(SNR) - The Marian Sisters of the Diocese of Lincoln are thanking God while celebrating 60 years of their history as a religious community serving the people of God in the Lincoln Diocese.
Bishop James Conley will open the jubilee year with the Sisters as he celebrates Mass with them at their motherhouse near Waverly Feb. 15.
The community has a beginning completely directed by God’s unique plan. Just as God invited Abraham to leave his people, so God directed two Sisters to leave their homeland of Czechoslovakia in 1950.
Sister Marta Silna and Sister Theresa Gottvaldova, were members of the Mercy Sisters of St. Francis. The members of this community were nurses. They served under both the Nazi and Communist governments. They carefully cared for soldiers who were wounded. Sister Marta shared a story about nursing a German soldier who said to her, “You know I could kill you.”
She simply replied, “Let me take care of your wounds first.” The Sisters truly loved God and saw His presence in all they were called to serve.
Since the Mercy Sisters were not allowed to welcome new members into their community, Sister Marta and Sister Theresa were given permission to leave the country to see where God would direct them to continue His work. They planned on North America, Australia, or South America. They first lived and served in a camp for displaced persons in Austria.

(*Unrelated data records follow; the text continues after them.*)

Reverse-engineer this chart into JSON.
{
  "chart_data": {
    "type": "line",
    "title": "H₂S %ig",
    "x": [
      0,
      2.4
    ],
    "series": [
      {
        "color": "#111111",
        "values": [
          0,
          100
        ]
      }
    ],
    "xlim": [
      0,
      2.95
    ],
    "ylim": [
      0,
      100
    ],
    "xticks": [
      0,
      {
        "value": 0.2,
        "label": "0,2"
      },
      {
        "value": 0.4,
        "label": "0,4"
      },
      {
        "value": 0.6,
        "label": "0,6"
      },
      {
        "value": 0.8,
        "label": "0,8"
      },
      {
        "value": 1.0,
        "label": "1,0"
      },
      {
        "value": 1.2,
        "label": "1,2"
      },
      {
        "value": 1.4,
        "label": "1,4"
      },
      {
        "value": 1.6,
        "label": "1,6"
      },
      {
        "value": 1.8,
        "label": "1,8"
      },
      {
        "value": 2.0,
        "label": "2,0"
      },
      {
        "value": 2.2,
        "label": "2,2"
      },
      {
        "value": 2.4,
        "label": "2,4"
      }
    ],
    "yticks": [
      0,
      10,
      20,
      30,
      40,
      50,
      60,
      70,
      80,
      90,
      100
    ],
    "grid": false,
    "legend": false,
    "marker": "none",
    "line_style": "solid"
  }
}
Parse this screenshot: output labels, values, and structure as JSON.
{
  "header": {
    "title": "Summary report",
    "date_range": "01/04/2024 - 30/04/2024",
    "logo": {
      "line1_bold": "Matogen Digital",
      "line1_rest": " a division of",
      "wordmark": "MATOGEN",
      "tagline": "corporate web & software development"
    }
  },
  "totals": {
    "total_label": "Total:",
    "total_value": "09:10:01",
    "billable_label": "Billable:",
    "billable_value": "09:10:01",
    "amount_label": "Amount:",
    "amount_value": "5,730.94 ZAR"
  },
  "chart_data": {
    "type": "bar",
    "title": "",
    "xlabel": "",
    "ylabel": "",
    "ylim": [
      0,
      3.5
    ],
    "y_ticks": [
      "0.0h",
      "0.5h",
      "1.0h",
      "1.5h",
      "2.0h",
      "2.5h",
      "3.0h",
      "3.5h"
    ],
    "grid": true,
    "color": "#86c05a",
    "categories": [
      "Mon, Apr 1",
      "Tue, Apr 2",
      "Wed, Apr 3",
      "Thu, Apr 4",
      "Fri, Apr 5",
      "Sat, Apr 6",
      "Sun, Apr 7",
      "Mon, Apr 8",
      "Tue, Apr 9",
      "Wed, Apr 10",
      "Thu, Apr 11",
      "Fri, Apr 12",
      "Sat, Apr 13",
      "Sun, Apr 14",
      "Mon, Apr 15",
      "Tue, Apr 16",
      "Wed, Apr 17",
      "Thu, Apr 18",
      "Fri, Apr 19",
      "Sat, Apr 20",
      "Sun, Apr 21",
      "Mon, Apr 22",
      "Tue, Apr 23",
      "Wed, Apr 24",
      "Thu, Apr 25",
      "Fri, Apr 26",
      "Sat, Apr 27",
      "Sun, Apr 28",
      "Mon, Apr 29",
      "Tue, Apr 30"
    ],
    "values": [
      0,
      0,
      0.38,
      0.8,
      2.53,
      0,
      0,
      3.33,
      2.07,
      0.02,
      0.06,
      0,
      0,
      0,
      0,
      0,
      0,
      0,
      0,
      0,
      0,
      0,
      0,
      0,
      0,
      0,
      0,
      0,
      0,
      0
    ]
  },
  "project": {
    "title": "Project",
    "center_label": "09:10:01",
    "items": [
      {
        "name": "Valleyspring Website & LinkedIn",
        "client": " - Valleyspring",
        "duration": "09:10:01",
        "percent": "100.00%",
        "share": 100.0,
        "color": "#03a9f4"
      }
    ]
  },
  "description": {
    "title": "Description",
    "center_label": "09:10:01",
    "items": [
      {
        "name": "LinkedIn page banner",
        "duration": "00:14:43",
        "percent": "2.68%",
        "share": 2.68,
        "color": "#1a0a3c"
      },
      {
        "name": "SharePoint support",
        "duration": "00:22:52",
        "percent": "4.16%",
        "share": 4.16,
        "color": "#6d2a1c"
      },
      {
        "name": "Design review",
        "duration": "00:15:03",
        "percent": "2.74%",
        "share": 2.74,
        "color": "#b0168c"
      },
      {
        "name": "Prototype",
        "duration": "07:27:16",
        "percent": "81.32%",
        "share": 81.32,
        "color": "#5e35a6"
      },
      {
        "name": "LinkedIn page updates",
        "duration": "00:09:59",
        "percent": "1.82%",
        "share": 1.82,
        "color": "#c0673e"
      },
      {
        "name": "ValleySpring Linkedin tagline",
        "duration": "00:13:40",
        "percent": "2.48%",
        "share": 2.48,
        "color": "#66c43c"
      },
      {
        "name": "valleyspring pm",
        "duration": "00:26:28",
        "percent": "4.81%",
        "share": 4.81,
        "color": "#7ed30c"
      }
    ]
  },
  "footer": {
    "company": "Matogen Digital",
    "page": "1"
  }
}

After much praying, a visit to Rome for guidance, and many hardships with emigration, they were reunited on Dec. 18, 1953, at the St. Thomas Orphanage in Lincoln. They were welcomed by workers there, since the Sisters who had staffed the orphanage had already told Bishop Kucera that they would soon need to leave.
Bishop Kucera received an official transcript from the Sacred Congregation for Religious in Rome to start a new community on Feb. 15, 1954. Sister Martin de Porres, a Dominican Sister from Sinsinawa, Wisc., came to help as a novice mistress. She stayed for two years, until the first three Sisters were professed as Mercy Sisters of St. Francis.
The Sisters continued to staff the orphanage for the next 10 years. During that time, some of the young Sisters were going to college to be able to teach in Catholic schools. St. John School in Lincoln was opened and three of the Sisters taught there, starting in 1960.
Communication with the Sisters in Czechoslovakia was difficult. Because of the Communists’ censuring of mail, it was decided to start a new community. Under Bishop James V. Casey’s leadership and much prayer, it was decided to have Mary as the special patron, calling the community the Marian Sisters of the Diocese of Lincoln. The Sisters still follow the Rule of St. Francis of Assisi.
The Marian Sisters thank God for His love and guidance throughout these past sixty years. They ask God to bless all who have helped them in so many ways during this time. Their families, friends, and benefactors have a special place in their prayers.